Active repression by thyroid hormone receptor splicing variant alpha2 requires specific regulatory elements in the context of native triiodothyronine-regulated gene promoters.

Structural requirements for the inhibitory action of thyroid hormone receptor splicing variant alpha2 (TR alpha2) on T3/TRbeta1-mediated transactivation were investigated in native promoters of two T3-regulated genes: the brain-specific myelin basic protein (MBP) and the housekeeping malic enzyme (ME).
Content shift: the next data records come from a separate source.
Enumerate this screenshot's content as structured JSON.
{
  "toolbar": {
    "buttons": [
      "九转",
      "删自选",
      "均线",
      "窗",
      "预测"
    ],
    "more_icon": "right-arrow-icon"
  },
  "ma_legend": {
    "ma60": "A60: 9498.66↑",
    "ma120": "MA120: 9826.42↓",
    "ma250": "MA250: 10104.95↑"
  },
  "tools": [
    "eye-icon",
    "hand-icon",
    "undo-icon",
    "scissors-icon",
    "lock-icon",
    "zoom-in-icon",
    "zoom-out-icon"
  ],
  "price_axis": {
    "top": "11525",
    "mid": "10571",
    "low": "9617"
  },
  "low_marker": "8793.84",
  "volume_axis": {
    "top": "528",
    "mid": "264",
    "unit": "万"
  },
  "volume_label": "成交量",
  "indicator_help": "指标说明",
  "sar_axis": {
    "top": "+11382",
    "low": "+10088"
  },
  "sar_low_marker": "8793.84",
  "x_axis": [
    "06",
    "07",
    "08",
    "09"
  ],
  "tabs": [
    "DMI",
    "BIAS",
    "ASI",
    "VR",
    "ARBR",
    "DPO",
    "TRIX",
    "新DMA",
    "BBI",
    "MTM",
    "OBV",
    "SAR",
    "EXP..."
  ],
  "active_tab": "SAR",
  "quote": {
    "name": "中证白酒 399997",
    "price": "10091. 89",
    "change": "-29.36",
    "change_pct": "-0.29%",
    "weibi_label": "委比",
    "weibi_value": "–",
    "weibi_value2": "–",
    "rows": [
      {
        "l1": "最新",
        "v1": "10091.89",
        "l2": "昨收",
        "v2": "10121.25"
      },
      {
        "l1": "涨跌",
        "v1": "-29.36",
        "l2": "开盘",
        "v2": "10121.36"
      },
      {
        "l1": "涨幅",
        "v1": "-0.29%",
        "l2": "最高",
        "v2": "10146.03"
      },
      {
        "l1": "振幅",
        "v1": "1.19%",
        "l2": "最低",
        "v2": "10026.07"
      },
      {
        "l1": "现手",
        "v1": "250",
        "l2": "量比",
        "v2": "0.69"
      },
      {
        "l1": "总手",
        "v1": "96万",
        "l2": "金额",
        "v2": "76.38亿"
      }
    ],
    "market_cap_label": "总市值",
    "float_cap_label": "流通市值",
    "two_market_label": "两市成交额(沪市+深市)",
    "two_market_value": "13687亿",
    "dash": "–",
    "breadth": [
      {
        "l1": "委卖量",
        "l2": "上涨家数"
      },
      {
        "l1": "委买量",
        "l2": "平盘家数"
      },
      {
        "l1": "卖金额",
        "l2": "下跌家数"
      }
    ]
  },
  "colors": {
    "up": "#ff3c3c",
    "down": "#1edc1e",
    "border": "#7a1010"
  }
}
T3/TRbeta1 transactivation of MBP256-chloramphenicol acetyl transferase (CAT) and ME315-CAT constructs was inhibited and unaffected by TR alpha2, respectively. In electrophoretic mobility shift assays, TR alpha2 bound MBP-thyroid response element (TRE) as a monomer but failed to interact with ME-TRE. Mutations of ME-TRE allowed TR alpha2 binding but not inhibition of T3/TRbeta1-mediated transactivation. In the context of the MBP promoter, replacement of MBP-TRE with ME-TRE or exchange of MBP TATA-like box with the ME GC-rich region spanning the transcription start site abolished TR alpha2 dominant negative action. Simultaneous introduction of both MBP-TRE and MBP TATA-like box in the context of ME promoter, however, triggered TR alpha2 inhibition of T3/TRbeta1 transactivation, indicating that these regulatory elements are necessary, but not individually sufficient, to mediate TR alpha2 dominant negative activity. Functional studies at low TR alpha2/TRbeta1 ratios revealed that binding to TRE facilitates TR alpha2 dominant negative action while prevention of DNA interaction by altering TR alpha2 P-box structure preserved TR alpha2 inhibitory effect, although with lower potency. In conclusion, the results suggest that, in native promoters of T3-regulated genes, a dual molecular mechanism, with DNA-binding dependent and DNA-binding independent components, underlies TR alpha2 dominant negative activity.